Trois études rapportent le risque de complications liées à l'anesthésie pour les ANM travaillant indépendamment par rapport à celui des médecins anesthésistes travaillant indépendamment. Deux de ces études ne trouvent aucune différence dans le risque de complications chez des femmes ayant eu une césarienne. Une autre ne trouve aucune différence de risque de complications entre les groupes dans les états américains qui n'ont pas refusé l'obligation. Cette étude fait état d'un risque plus faible de complications pour les ANM travaillant indépendamment que pour les médecins anesthésistes travaillant indépendamment dans les états ayant renoncé à l'obligation avant l'introduction de la règle de renonciation mais un risque plus élevé après son introduction, mais ces différences n'ont pas été vérifiées statistiquement.
Deux études rapportent un risque de complications globalement inférieur pour les ANM travaillant indépendamment que pour les ANM supervisés ou travaillant en équipe, mais ne rapportent aucune vérification statistique. Une étude ne rapporte aucune preuve d'un risque accru de complications postopératoires dans un groupe d'ANM non dirigés par rapport à un groupe d'ANM dirigés.
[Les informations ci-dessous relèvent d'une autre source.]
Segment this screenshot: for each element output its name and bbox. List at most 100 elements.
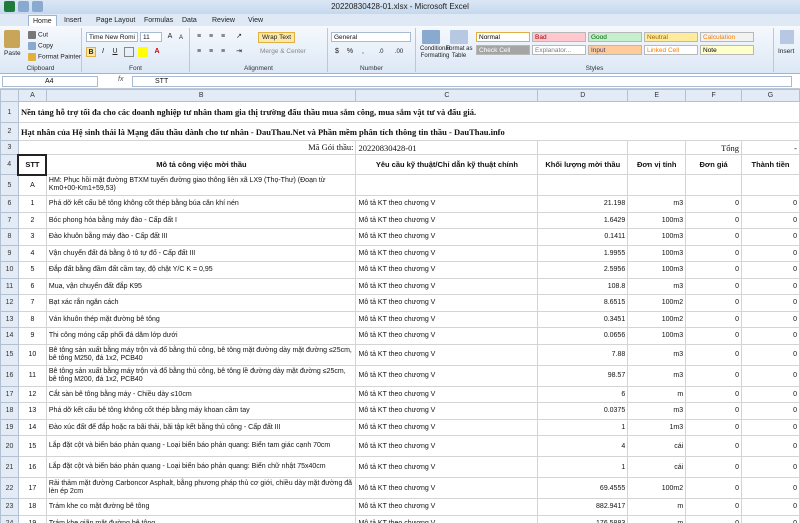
align-left-icon[interactable]: ≡ <box>194 47 204 57</box>
cell-description[interactable]: Thi công móng cấp phối đá dăm lớp dưới <box>45 327 357 345</box>
banner-line-1[interactable]: Nền tảng hỗ trợ tối đa cho các doanh ngh… <box>17 101 800 123</box>
row-header[interactable]: 14 <box>0 327 19 345</box>
cell-stt[interactable]: 15 <box>17 435 47 457</box>
align-middle-icon[interactable]: ≡ <box>206 32 216 42</box>
cell-stt[interactable]: 7 <box>17 294 47 312</box>
cell-amount[interactable]: 0 <box>741 498 800 516</box>
cell-style-linked-cell[interactable]: Linked Cell <box>644 45 698 55</box>
cell-e3[interactable] <box>627 140 687 155</box>
row-header[interactable]: 4 <box>0 154 19 175</box>
decrease-decimal-button[interactable]: .00 <box>391 47 407 57</box>
cell-stt[interactable]: A <box>17 174 47 196</box>
cell-unit-price[interactable]: 0 <box>685 435 743 457</box>
row-header[interactable]: 18 <box>0 402 19 420</box>
column-header-f[interactable]: F <box>685 89 743 102</box>
format-table-button[interactable]: Format as Table <box>445 46 473 60</box>
cell-stt[interactable]: 16 <box>17 456 47 478</box>
row-header[interactable]: 16 <box>0 364 19 387</box>
cell-stt[interactable]: 9 <box>17 327 47 345</box>
row-header[interactable]: 11 <box>0 277 19 295</box>
fx-icon[interactable]: fx <box>118 76 123 83</box>
copy-button[interactable]: Copy <box>28 42 53 50</box>
cell-d3[interactable] <box>537 140 629 155</box>
border-icon[interactable] <box>124 47 134 57</box>
header-unit[interactable]: Đơn vị tính <box>627 154 687 175</box>
cell-description[interactable]: Trám khe giãn mặt đường bê tông <box>45 514 357 523</box>
column-header-d[interactable]: D <box>537 89 629 102</box>
package-code-value[interactable]: 20220830428-01 <box>355 140 539 155</box>
cell-stt[interactable]: 11 <box>17 364 47 387</box>
bold-button[interactable]: B <box>86 47 96 57</box>
cell-requirement[interactable]: Mô tả KT theo chương V <box>355 195 539 213</box>
shrink-font-button[interactable]: A <box>176 33 186 43</box>
italic-button[interactable]: I <box>98 47 108 57</box>
select-all-corner[interactable] <box>0 89 19 102</box>
cell-requirement[interactable]: Mô tả KT theo chương V <box>355 418 539 436</box>
tab-view[interactable]: View <box>244 15 267 26</box>
cell-requirement[interactable]: Mô tả KT theo chương V <box>355 294 539 312</box>
cell-requirement[interactable]: Mô tả KT theo chương V <box>355 244 539 262</box>
cell-unit[interactable]: m <box>627 514 687 523</box>
cell-amount[interactable]: 0 <box>741 435 800 457</box>
insert-cells-icon[interactable] <box>780 30 794 44</box>
indent-icon[interactable]: ⇥ <box>234 47 244 57</box>
cell-amount[interactable]: 0 <box>741 310 800 328</box>
row-header[interactable]: 2 <box>0 122 19 141</box>
font-name-box[interactable]: Time New Romi <box>86 32 138 42</box>
cell-description[interactable]: Đào xúc đất để đắp hoặc ra bãi thải, bãi… <box>45 418 357 436</box>
cell-amount[interactable]: 0 <box>741 456 800 478</box>
cell-stt[interactable]: 2 <box>17 211 47 229</box>
cell-requirement[interactable]: Mô tả KT theo chương V <box>355 385 539 403</box>
cell-amount[interactable]: 0 <box>741 364 800 387</box>
cell-unit[interactable]: 100m3 <box>627 327 687 345</box>
cell-requirement[interactable]: Mô tả KT theo chương V <box>355 277 539 295</box>
row-header[interactable]: 9 <box>0 244 19 262</box>
cell-description[interactable]: Phá dỡ kết cấu bê tông không cốt thép bằ… <box>45 402 357 420</box>
cell-unit-price[interactable]: 0 <box>685 327 743 345</box>
cell-stt[interactable]: 3 <box>17 228 47 246</box>
cell-unit-price[interactable]: 0 <box>685 477 743 499</box>
cell-quantity[interactable]: 0.0375 <box>537 402 629 420</box>
cell-requirement[interactable] <box>355 174 539 196</box>
row-header[interactable]: 5 <box>0 174 19 196</box>
cell-style-calculation[interactable]: Calculation <box>700 32 754 42</box>
cell-description[interactable]: Lắp đặt cột và biển báo phản quang - Loạ… <box>45 456 357 478</box>
wrap-text-button[interactable]: Wrap Text <box>258 32 296 43</box>
row-header[interactable]: 24 <box>0 514 19 523</box>
cell-description[interactable]: Cắt sàn bê tông bằng máy - Chiều dày ≤10… <box>45 385 357 403</box>
font-color-icon[interactable]: A <box>152 47 162 57</box>
cell-amount[interactable]: 0 <box>741 514 800 523</box>
cell-description[interactable]: Ván khuôn thép mặt đường bê tông <box>45 310 357 328</box>
cell-style-check-cell[interactable]: Check Cell <box>476 45 530 55</box>
cell-quantity[interactable]: 882.9417 <box>537 498 629 516</box>
cell-unit[interactable]: m <box>627 385 687 403</box>
cell-unit[interactable]: m <box>627 498 687 516</box>
row-header[interactable]: 8 <box>0 228 19 246</box>
spreadsheet-grid[interactable]: A B C D E F G 1 Nền tảng hỗ trợ tối đa c… <box>0 89 800 523</box>
cell-quantity[interactable]: 2.5956 <box>537 261 629 279</box>
cell-amount[interactable]: 0 <box>741 477 800 499</box>
cell-unit[interactable]: 1m3 <box>627 418 687 436</box>
currency-button[interactable]: $ <box>332 47 342 57</box>
cell-description[interactable]: Phá dỡ kết cấu bê tông không cốt thép bằ… <box>45 195 357 213</box>
cell-quantity[interactable]: 1 <box>537 418 629 436</box>
cell-quantity[interactable]: 0.3451 <box>537 310 629 328</box>
cell-quantity[interactable]: 0.1411 <box>537 228 629 246</box>
align-top-icon[interactable]: ≡ <box>194 32 204 42</box>
cell-amount[interactable]: 0 <box>741 385 800 403</box>
cell-requirement[interactable]: Mô tả KT theo chương V <box>355 514 539 523</box>
cell-unit-price[interactable]: 0 <box>685 244 743 262</box>
column-header-c[interactable]: C <box>355 89 539 102</box>
cell-style-good[interactable]: Good <box>588 32 642 42</box>
cell-description[interactable]: Rải thảm mặt đường Carboncor Asphalt, bằ… <box>45 477 357 499</box>
paste-icon[interactable] <box>4 30 20 48</box>
cell-requirement[interactable]: Mô tả KT theo chương V <box>355 364 539 387</box>
cell-requirement[interactable]: Mô tả KT theo chương V <box>355 261 539 279</box>
row-header[interactable]: 21 <box>0 456 19 478</box>
cell-description[interactable]: HM: Phục hồi mặt đường BTXM tuyến đường … <box>45 174 357 196</box>
font-size-box[interactable]: 11 <box>140 32 162 42</box>
cell-unit[interactable]: m3 <box>627 277 687 295</box>
cell-amount[interactable]: 0 <box>741 402 800 420</box>
cell-unit[interactable]: 100m2 <box>627 310 687 328</box>
cell-quantity[interactable]: 98.57 <box>537 364 629 387</box>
Le risque de biais et l'évaluation des facteurs de confusion étaient particulièrement importants pour cette revue. Nous étions préoccupés par l'utilisation des données de routine pour la recherche et par l'exactitude probable de ces bases de données pour la détermination des groupes d'intervention et de contrôle. Dans ces conditions, nous avons jugé que le risque d'inexactitude était moyen pour quatre études, faible pour une autre et indéfini pour une dernière qui ne donnait pas suffisamment de détails. Alors que nous attendions à ce que la mortalité soit rapportée de façon précise dans les systèmes de dossiers médicaux, nous pensions que les rapports ne seraient peut-être pas aussi précis en ce qui concerne les complications, pour lesquelles des codes sont utilisés. Nous avons donc jugé que le risque de biais des études était risque ou incertain en ce qui concerne la communication des données relatives aux complications. Quatre des six études ont reçu un financement, ce qui pourrait avoir influencé le compte-rendu et l'interprétation de leurs résultats. Les facteurs de confusion examinés dans les études, de façon plus ou moins détaillée, étaient le case-mix, les comorbidités et les caractéristiques des hôpitaux ; ici encore, nous nous sommes inquiétés de l'exactitude du codage des données dans les registres et les variables considérées lors de l'évaluation. Cinq des études ont utilisé des modèles de régression logistique multivariée pour tenir compte de ces facteurs de confusion. Nous avons jugé trois d'entre elles comme étant à faible risque, une à risque moyen et une à haut risque d'ajustement incomplet dans l'analyse.